NVIDIA reveals some details about Hyper-Q, a new feature of the company's upcoming GK110-based Tesla K20 computing accelerator. This new technology helps increase performance for thousands of legacy MPI applications without requiring a major code rewrite, by providing 32 work queues between the host and the GPU, enabling multiple MPI processes to run concurrently on the GPU, thereby maximizing GPU utilization and boosting overall performance.
The company presents CP2K as an example, in this atomic and molecular simulation the use of Hyper-Q leads to a 2.5x speedup without extra coding effort.
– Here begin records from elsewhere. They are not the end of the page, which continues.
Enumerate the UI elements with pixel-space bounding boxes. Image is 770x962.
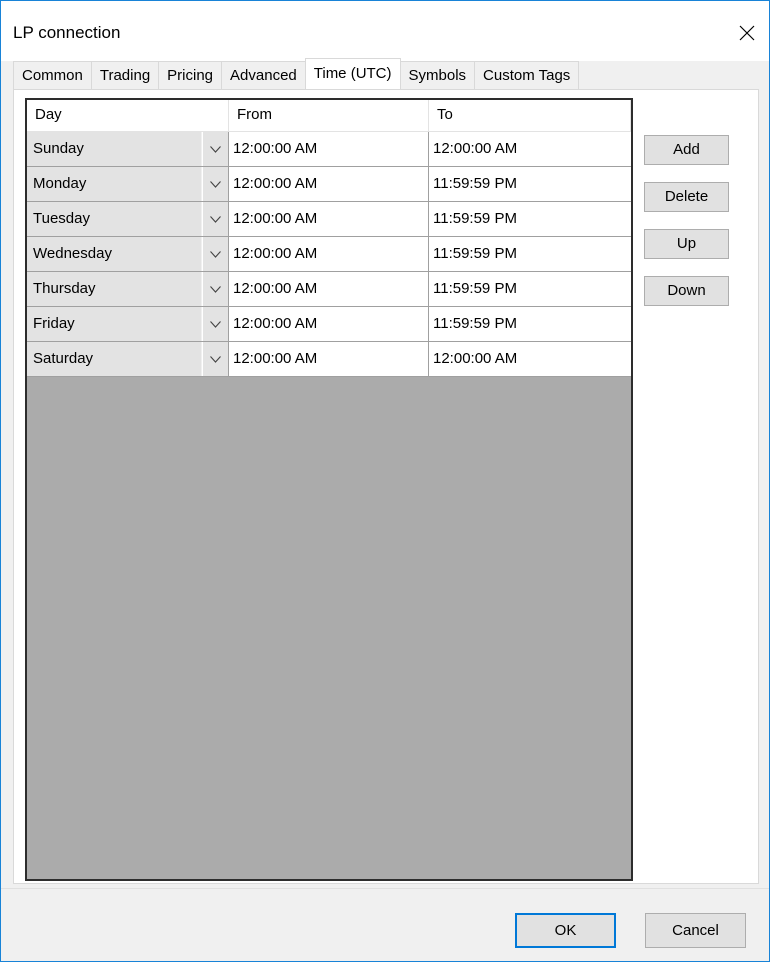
footer-divider	[1, 888, 769, 889]
tab-trading[interactable]: Trading	[90, 61, 160, 89]
chevron-down-icon	[210, 215, 221, 223]
table-row[interactable]: Saturday 12:00:00 AM 12:00:00 AM	[27, 342, 631, 377]
day-value: Saturday	[27, 342, 202, 376]
title-bar: LP connection	[1, 1, 769, 61]
column-header-to[interactable]: To	[429, 100, 631, 132]
chevron-down-icon	[210, 180, 221, 188]
table-row[interactable]: Thursday 12:00:00 AM 11:59:59 PM	[27, 272, 631, 307]
from-time-cell[interactable]: 12:00:00 AM	[229, 202, 429, 237]
tab-common[interactable]: Common	[13, 61, 92, 89]
day-dropdown-button[interactable]	[202, 272, 228, 306]
day-select[interactable]: Tuesday	[27, 202, 229, 237]
lp-connection-dialog: LP connection Common Trading Pricing Adv…	[0, 0, 770, 962]
chevron-down-icon	[210, 145, 221, 153]
to-time-cell[interactable]: 11:59:59 PM	[429, 272, 631, 307]
column-header-day[interactable]: Day	[27, 100, 229, 132]
day-value: Sunday	[27, 132, 202, 166]
day-select[interactable]: Thursday	[27, 272, 229, 307]
day-value: Thursday	[27, 272, 202, 306]
day-select[interactable]: Saturday	[27, 342, 229, 377]
close-button[interactable]	[725, 13, 769, 53]
day-select[interactable]: Friday	[27, 307, 229, 342]
delete-button[interactable]: Delete	[644, 182, 729, 212]
tab-page-time-utc: Day From To Sunday 12:00:00 AM 12:00:00 AM…	[13, 89, 759, 884]
to-time-cell[interactable]: 11:59:59 PM	[429, 167, 631, 202]
from-time-cell[interactable]: 12:00:00 AM	[229, 342, 429, 377]
from-time-cell[interactable]: 12:00:00 AM	[229, 307, 429, 342]
table-row[interactable]: Sunday 12:00:00 AM 12:00:00 AM	[27, 132, 631, 167]
grid-header: Day From To	[27, 100, 631, 132]
day-dropdown-button[interactable]	[202, 237, 228, 271]
tab-advanced[interactable]: Advanced	[221, 61, 306, 89]
close-icon	[739, 25, 755, 41]
tab-strip: Common Trading Pricing Advanced Time (UT…	[13, 58, 580, 89]
up-button[interactable]: Up	[644, 229, 729, 259]
day-dropdown-button[interactable]	[202, 342, 228, 376]
to-time-cell[interactable]: 11:59:59 PM	[429, 202, 631, 237]
chevron-down-icon	[210, 285, 221, 293]
cancel-button[interactable]: Cancel	[645, 913, 746, 948]
table-row[interactable]: Friday 12:00:00 AM 11:59:59 PM	[27, 307, 631, 342]
chevron-down-icon	[210, 355, 221, 363]
day-value: Tuesday	[27, 202, 202, 236]
to-time-cell[interactable]: 11:59:59 PM	[429, 237, 631, 272]
table-row[interactable]: Monday 12:00:00 AM 11:59:59 PM	[27, 167, 631, 202]
day-select[interactable]: Monday	[27, 167, 229, 202]
to-time-cell[interactable]: 12:00:00 AM	[429, 132, 631, 167]
day-dropdown-button[interactable]	[202, 202, 228, 236]
to-time-cell[interactable]: 12:00:00 AM	[429, 342, 631, 377]
down-button[interactable]: Down	[644, 276, 729, 306]
column-header-from[interactable]: From	[229, 100, 429, 132]
day-dropdown-button[interactable]	[202, 132, 228, 166]
from-time-cell[interactable]: 12:00:00 AM	[229, 237, 429, 272]
day-select[interactable]: Wednesday	[27, 237, 229, 272]
from-time-cell[interactable]: 12:00:00 AM	[229, 132, 429, 167]
day-value: Friday	[27, 307, 202, 341]
day-value: Monday	[27, 167, 202, 201]
table-row[interactable]: Wednesday 12:00:00 AM 11:59:59 PM	[27, 237, 631, 272]
tab-time-utc[interactable]: Time (UTC)	[304, 58, 401, 89]
day-value: Wednesday	[27, 237, 202, 271]
window-title: LP connection	[13, 23, 121, 42]
day-dropdown-button[interactable]	[202, 307, 228, 341]
ok-button[interactable]: OK	[515, 913, 616, 948]
tab-symbols[interactable]: Symbols	[399, 61, 476, 89]
from-time-cell[interactable]: 12:00:00 AM	[229, 167, 429, 202]
day-select[interactable]: Sunday	[27, 132, 229, 167]
tab-custom-tags[interactable]: Custom Tags	[474, 61, 580, 89]
add-button[interactable]: Add	[644, 135, 729, 165]
chevron-down-icon	[210, 320, 221, 328]
tab-pricing[interactable]: Pricing	[158, 61, 223, 89]
to-time-cell[interactable]: 11:59:59 PM	[429, 307, 631, 342]
day-dropdown-button[interactable]	[202, 167, 228, 201]
chevron-down-icon	[210, 250, 221, 258]
schedule-grid[interactable]: Day From To Sunday 12:00:00 AM 12:00:00 AM…	[25, 98, 633, 881]
table-row[interactable]: Tuesday 12:00:00 AM 11:59:59 PM	[27, 202, 631, 237]
from-time-cell[interactable]: 12:00:00 AM	[229, 272, 429, 307]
This small data set of 864 water molecules is usually problematic for GPUs. Without Hyper-Q, only one MPI process runs on each node with GPUs, and the performance curve from 1 to 16 nodes is not much better than with CPU-only simulations.
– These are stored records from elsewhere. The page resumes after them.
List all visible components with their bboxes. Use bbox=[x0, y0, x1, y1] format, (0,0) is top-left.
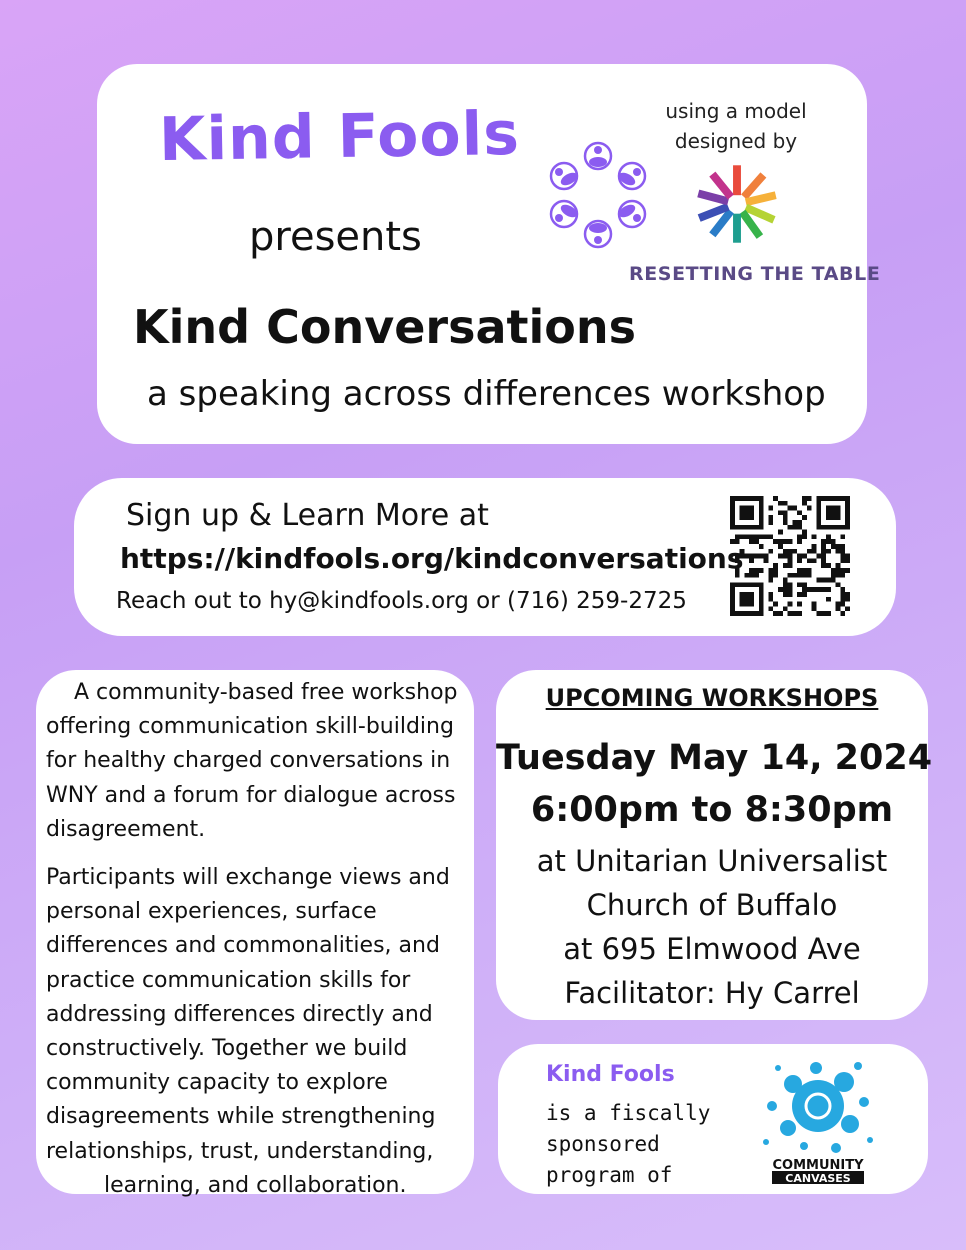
workshop-address: at 695 Elmwood Ave bbox=[563, 932, 861, 966]
workshop-facilitator: Facilitator: Hy Carrel bbox=[564, 976, 860, 1010]
about-text: A community-based free workshop offering… bbox=[46, 676, 466, 1203]
workshops-card: UPCOMING WORKSHOPS Tuesday May 14, 2024 … bbox=[496, 670, 933, 1020]
about-paragraph-2-end: learning, and collaboration. bbox=[104, 1172, 407, 1198]
signup-card: Sign up & Learn More at https://kindfool… bbox=[74, 478, 896, 636]
signup-label: Sign up & Learn More at bbox=[126, 498, 489, 533]
workshop-date: Tuesday May 14, 2024 bbox=[496, 738, 933, 778]
about-paragraph-1: A community-based free workshop offering… bbox=[46, 680, 458, 842]
signup-url-link[interactable]: https://kindfools.org/kindconversations bbox=[120, 542, 744, 575]
community-canvases-logo-line1: COMMUNITY bbox=[772, 1158, 864, 1173]
workshop-location-line1: at Unitarian Universalist bbox=[536, 844, 888, 878]
contact-info: Reach out to hy@kindfools.org or (716) 2… bbox=[116, 588, 687, 614]
community-canvases-logo-icon: COMMUNITY CANVASES bbox=[763, 1062, 873, 1184]
model-credit-line1: using a model bbox=[665, 99, 807, 123]
workshop-subtitle: a speaking across differences workshop bbox=[147, 374, 826, 414]
brand-title: Kind Fools bbox=[158, 98, 521, 176]
partner-name: RESETTING THE TABLE bbox=[629, 263, 881, 285]
hero-card: Kind Fools presents using a model design… bbox=[97, 64, 880, 444]
workshop-title: Kind Conversations bbox=[133, 300, 636, 354]
qr-code-icon[interactable] bbox=[730, 496, 850, 616]
model-credit-line2: designed by bbox=[674, 129, 798, 153]
sponsor-card: Kind Fools is a fiscally sponsored progr… bbox=[498, 1044, 928, 1194]
about-paragraph-2-body: Participants will exchange views and per… bbox=[46, 865, 450, 1164]
workshop-time: 6:00pm to 8:30pm bbox=[530, 790, 894, 830]
sponsor-brand: Kind Fools bbox=[546, 1062, 675, 1087]
resetting-the-table-logo-icon bbox=[697, 165, 777, 243]
about-paragraph-2: Participants will exchange views and per… bbox=[46, 861, 466, 1203]
presents-label: presents bbox=[249, 214, 422, 260]
kind-fools-logo-icon bbox=[549, 141, 647, 249]
model-credit: using a model designed by bbox=[661, 96, 811, 156]
sponsor-text: is a fiscally sponsored program of bbox=[546, 1101, 711, 1187]
workshop-location-line2: Church of Buffalo bbox=[586, 888, 838, 922]
workshops-heading: UPCOMING WORKSHOPS bbox=[545, 684, 879, 712]
about-card: A community-based free workshop offering… bbox=[36, 670, 474, 1198]
community-canvases-logo-line2: CANVASES bbox=[785, 1172, 851, 1184]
With Hyper-Q, it is now possible to use the same number of MPI processes per node as in the CPU-only case, which means 16 MPI processes per GPU in this instance. This unlocks the full benefit of the GPU, leading to a speedup of 2.5x with Hyper-Q enabled.
And the best part? No extra coding effort is necessary to enable Hyper-Q. All it takes is a Tesla K20 GPU with a CUDA 5 installation and setting an environment variable to let multiple MPI ranks share the GPU – Hyper-Q is then ready to use.
NVIDIA says the Tesla K20 will be available by the end of the year.